Wer meint, er dürfe alles essen, soll nicht auf den herabsehen, der nicht alles isst. Und wer bestimmte Speisen meidet, soll den nicht verurteilen, der alles isst, denn Gott hat ihn angenommen. 
(Römer 14,3 NLB)

Heutzutage kommt es mir manchmal so vor, als sei das Essen eine Art Religionsersatz. Wie in eigentlich allen Lebensbereichen, herrscht auch bei der Wahl der Speisen ein großer Individualismus und ein Kampf ums Recht haben. Der alte Allesfresser ist ziemlich out und die Spezifizierung ist in. Die einen, die das Fleisch verweigern, wegen der armen Tiere in den Massenhaltungen, oder die, die es mit Daniel halten und sich von Früchten und Körnern ernähren. Alles soll möglichst „healthy“ sprich gesund sein, frei von Geschmacksverstärkern und Chemie.
Es gibt tausende Bücher und Internetseiten über die verschiedensten Ernährungsarten und ihre Vorteile oder Nachteile. Egal, was oder wie du isst, es wird immer jemand geben, der dir sagen wird, dass das genau die falsche Entscheidung ist. Und hier liegt das arme Hund begraben: Jeder will Recht haben. Jeder ist von seiner eigenen Meinung absolut überzeugt und das, was der andere macht, kann nicht richtig sein, weil es ja das Gegenteil ist von dem, was man selbst für richtig erachtet.
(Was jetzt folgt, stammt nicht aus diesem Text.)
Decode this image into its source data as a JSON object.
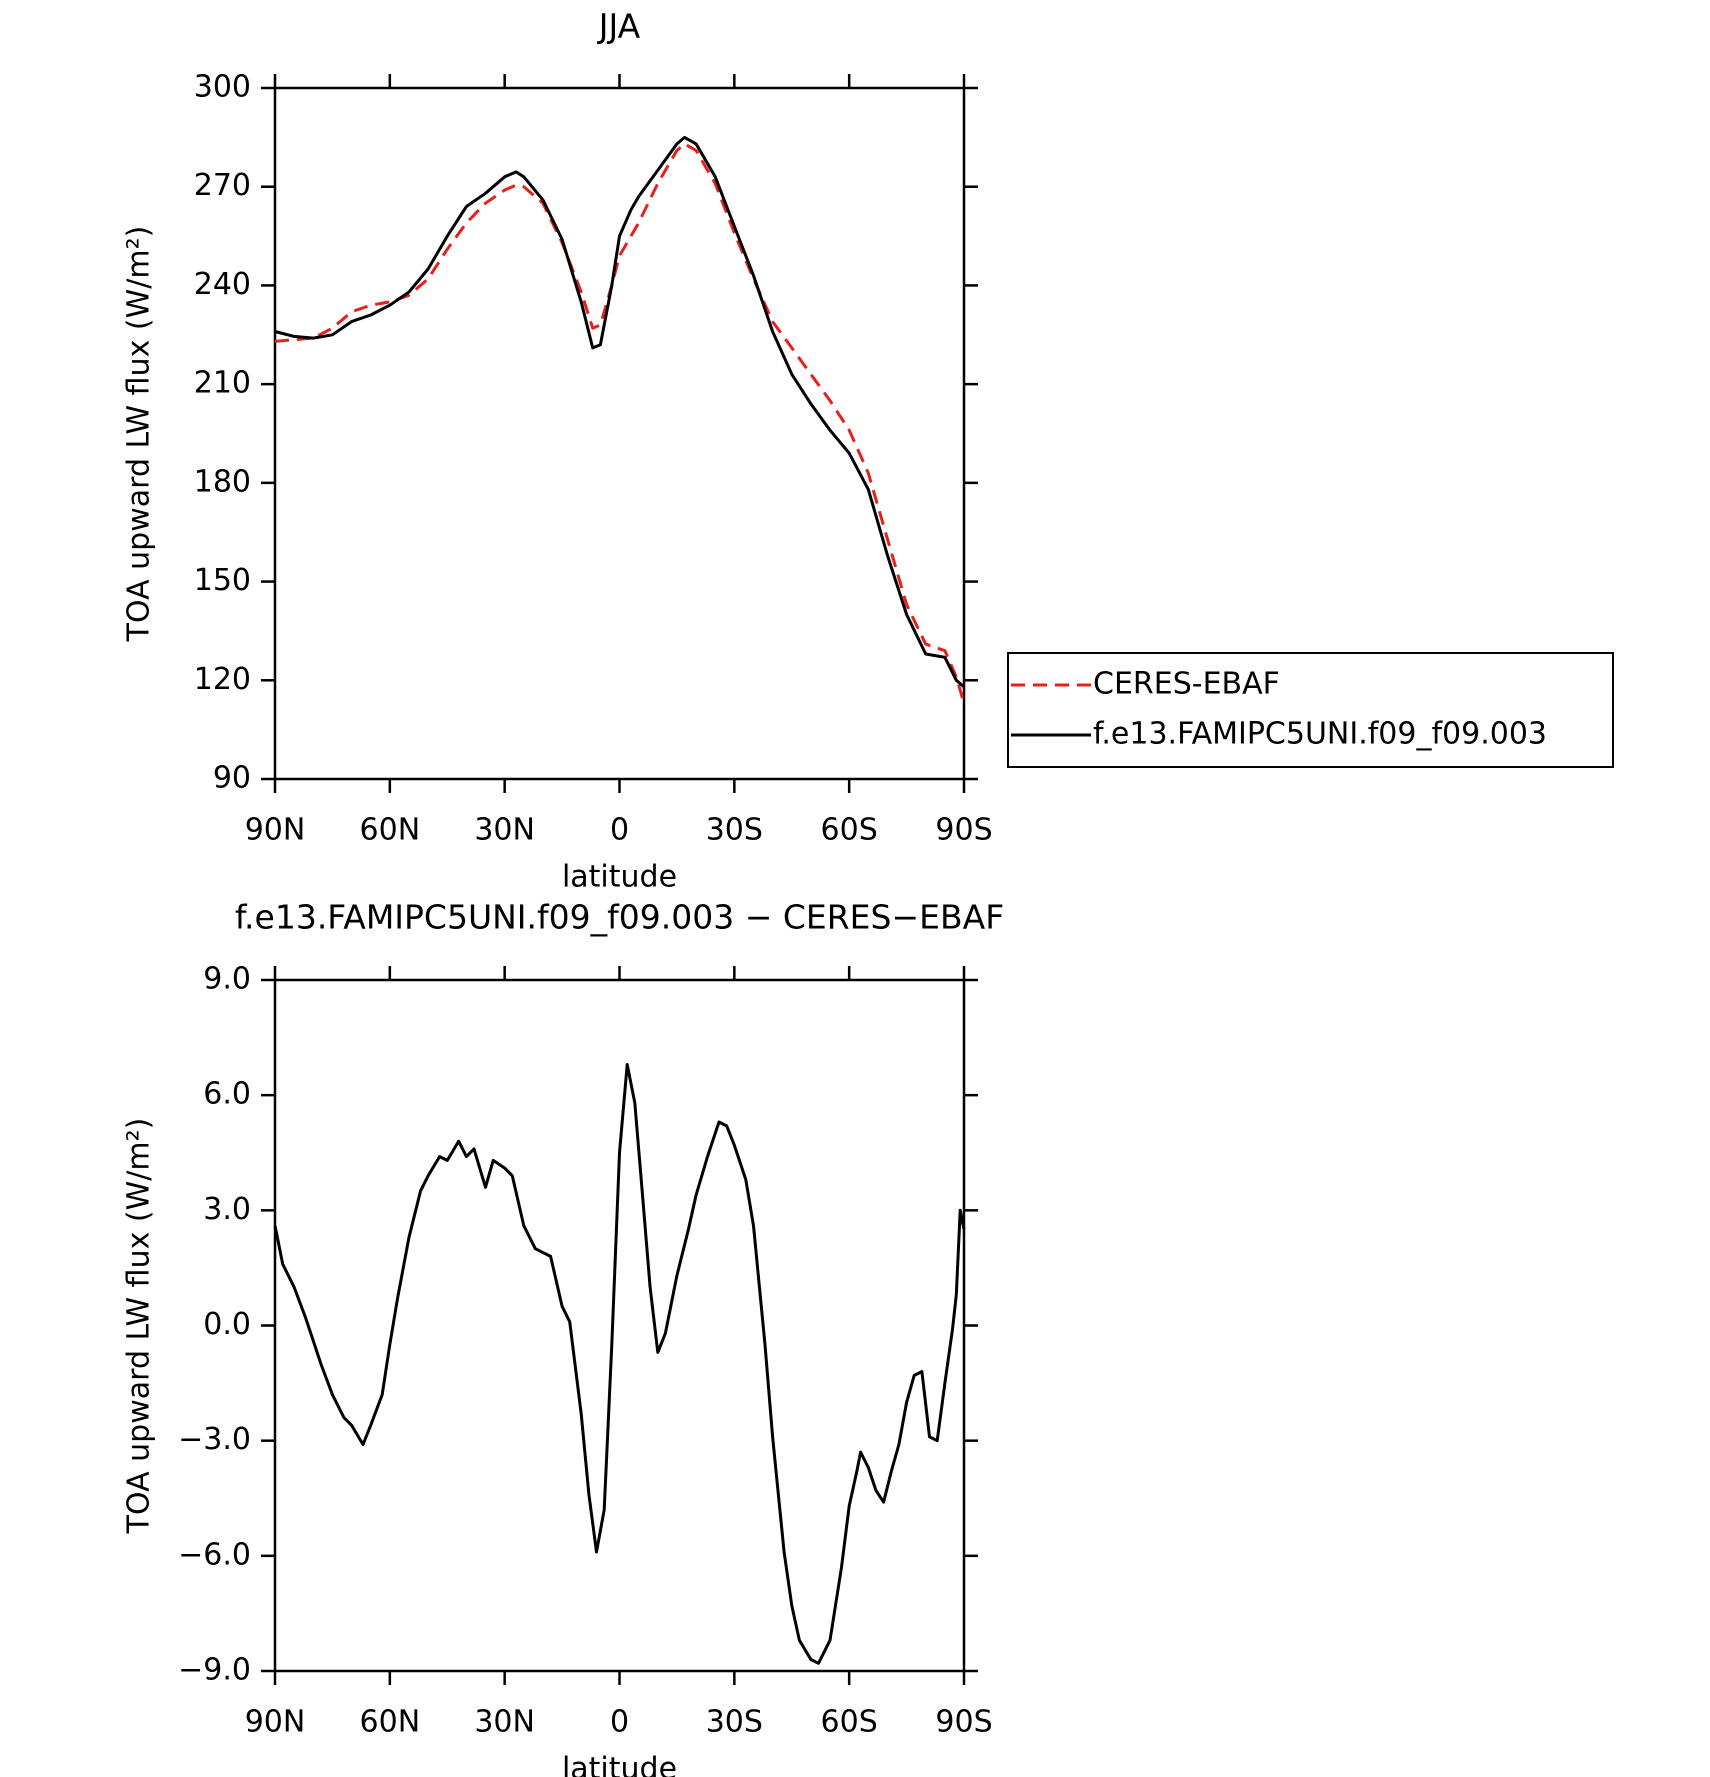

Und was macht der Mensch, wenn er jemanden sieht, der etwas anders macht: Er verurteilt ihn. Mit Gedanken und Blicken oder wüsten (anonymen) Beschimpfungen.

Als ich die Tage über den Vers aus dem Römerbrief gestolpert bin, musste ich wirklich schmunzeln, denn ich liebe es, wenn die Bibel so alltägliche Probleme aufgreift. Wir sollen einander nicht geringschätzen und schlecht von einander reden, ob wir das Steak nun essen oder lieber auf die vegane Sojavariante zurückgreifen. Warum nicht? Weil Gott uns, Fleischesser, Vegetarier, Veganer, Frutarier und sonstige partiellen Varianten, alle angenommen hat. Und weil es in seinem Reich, also in der Lebensweise die ihm wichtig ist, nicht darum geht, was wir essen oder trinken. Ist das nicht entspannend?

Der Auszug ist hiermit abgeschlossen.